“We have a great bunch of outside shooters. Unfortunately, all our games are played indoors.” —Weldon Drew

Friday, May 08, 2009

No free lunch



OK, first question:
 
The president of KENTUCKY FRIED CHICKEN is AUSTRALIAN? WTF?!
 
Nice job, KFC. The very first thing I heard about your overwhelmingly successful promotion is that it's CANCELLED.
 
Oh, sorry: Not cancelled. I just have to visit a KFC, request a rain check request form, fill out the form and return it postmarked yesterday, after which you'll send me a rain check request confirmation form, which I will have to hand-carry to my local KFC regional franchise relations office, have stamped by Blanche, then scan and submit electronically to www.nochickenforyou.com.

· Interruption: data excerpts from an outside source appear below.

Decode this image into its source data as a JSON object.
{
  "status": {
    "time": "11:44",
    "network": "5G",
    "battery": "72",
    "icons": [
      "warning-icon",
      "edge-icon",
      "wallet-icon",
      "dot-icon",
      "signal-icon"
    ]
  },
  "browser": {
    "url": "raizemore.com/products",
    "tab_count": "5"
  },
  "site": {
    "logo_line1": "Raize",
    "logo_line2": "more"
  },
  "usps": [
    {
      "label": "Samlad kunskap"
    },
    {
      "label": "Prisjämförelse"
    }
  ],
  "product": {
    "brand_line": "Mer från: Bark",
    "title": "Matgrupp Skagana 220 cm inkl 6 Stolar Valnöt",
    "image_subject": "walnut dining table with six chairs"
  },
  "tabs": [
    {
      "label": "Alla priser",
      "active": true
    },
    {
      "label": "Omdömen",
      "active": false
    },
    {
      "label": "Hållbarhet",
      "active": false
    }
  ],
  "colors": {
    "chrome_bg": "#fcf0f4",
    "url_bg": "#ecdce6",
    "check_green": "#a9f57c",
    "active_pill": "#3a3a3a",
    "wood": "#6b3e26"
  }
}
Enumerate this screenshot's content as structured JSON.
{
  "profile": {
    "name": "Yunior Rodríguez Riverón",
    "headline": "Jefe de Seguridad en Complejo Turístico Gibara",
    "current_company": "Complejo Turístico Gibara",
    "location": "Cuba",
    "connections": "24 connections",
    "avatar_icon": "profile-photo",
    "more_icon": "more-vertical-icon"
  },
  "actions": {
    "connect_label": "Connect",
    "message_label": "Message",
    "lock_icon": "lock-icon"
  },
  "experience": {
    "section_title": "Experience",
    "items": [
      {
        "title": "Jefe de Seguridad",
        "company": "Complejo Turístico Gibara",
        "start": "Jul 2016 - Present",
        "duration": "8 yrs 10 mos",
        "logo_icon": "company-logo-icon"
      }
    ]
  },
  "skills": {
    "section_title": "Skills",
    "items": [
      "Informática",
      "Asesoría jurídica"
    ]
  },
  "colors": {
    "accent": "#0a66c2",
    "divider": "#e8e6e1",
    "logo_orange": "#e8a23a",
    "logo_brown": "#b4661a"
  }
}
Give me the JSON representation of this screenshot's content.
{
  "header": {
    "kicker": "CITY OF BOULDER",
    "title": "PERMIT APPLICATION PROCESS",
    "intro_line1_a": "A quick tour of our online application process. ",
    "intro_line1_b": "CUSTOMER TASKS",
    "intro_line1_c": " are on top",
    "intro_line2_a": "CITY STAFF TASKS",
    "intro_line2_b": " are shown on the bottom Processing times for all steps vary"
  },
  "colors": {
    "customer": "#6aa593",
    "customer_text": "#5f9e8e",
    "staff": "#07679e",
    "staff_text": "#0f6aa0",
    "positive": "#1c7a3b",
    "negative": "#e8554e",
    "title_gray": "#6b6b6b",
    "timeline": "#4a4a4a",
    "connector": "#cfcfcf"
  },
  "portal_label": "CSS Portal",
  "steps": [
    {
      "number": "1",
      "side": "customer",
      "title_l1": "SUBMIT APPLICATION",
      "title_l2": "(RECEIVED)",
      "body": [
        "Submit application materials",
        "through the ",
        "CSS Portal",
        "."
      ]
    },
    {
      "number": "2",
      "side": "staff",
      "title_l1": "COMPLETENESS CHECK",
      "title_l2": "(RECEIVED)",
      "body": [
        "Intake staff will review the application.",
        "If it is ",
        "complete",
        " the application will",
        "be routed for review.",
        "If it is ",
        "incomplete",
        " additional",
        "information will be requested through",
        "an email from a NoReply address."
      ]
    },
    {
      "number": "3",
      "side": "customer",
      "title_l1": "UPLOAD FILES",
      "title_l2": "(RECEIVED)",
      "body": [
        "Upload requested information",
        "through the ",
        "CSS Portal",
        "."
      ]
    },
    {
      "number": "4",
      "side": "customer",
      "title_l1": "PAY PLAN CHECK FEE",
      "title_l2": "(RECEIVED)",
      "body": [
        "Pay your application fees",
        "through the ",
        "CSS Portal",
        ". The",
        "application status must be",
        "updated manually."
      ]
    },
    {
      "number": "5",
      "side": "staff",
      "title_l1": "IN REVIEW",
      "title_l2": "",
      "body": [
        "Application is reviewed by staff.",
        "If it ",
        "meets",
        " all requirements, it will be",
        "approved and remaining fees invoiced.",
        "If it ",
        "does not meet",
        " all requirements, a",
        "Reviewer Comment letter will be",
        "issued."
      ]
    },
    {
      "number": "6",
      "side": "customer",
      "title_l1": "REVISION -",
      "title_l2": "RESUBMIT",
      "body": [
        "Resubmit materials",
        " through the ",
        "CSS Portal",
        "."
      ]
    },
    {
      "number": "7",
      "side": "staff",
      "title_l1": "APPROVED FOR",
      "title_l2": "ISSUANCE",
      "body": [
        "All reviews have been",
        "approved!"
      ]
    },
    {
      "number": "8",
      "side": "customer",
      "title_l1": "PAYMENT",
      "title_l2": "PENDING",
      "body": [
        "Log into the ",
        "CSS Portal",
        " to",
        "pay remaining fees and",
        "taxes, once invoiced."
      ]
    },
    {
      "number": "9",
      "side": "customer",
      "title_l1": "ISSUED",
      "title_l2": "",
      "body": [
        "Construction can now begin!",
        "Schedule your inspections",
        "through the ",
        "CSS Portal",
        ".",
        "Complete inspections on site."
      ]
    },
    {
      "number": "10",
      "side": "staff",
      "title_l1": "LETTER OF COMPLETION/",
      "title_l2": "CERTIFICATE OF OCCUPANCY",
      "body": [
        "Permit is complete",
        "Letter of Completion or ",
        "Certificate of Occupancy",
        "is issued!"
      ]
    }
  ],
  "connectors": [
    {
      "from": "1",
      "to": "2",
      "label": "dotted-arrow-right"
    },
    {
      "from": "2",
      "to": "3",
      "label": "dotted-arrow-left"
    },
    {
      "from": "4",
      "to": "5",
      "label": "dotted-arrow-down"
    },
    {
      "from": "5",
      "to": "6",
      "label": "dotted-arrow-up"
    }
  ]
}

Then just sit back and wait for my voucher approval form, which will be valid sometime between Halloween and the Super Bowl, based on ZIP code.
 
WTF?!? Did anyone, at any point in planning this promotion, not say, "Wow, what if lots and lots of people respond this?" Didn't you run a basic best-case response scenario? "Say, Jenkins, I'm running some back-of-the-envelope calculations here, and it looks like if we get a 0.0021% response rate, we could have to give away 12 million chicken breasts. Lemme bounce that off Phil in accounting, but I think that puts us in government bailout territory."
 
Guys: If you can't fulfill the offer, DON'T RUN THE !#$%^&* PROMOTION. Ummmmm . . . test market, maybe? Say, run in Waukegan and Moline first to get a read? Just a thought.
 
Congratulations, KFC. Your entire marketing department was just granted instant tenure at the University of WTF.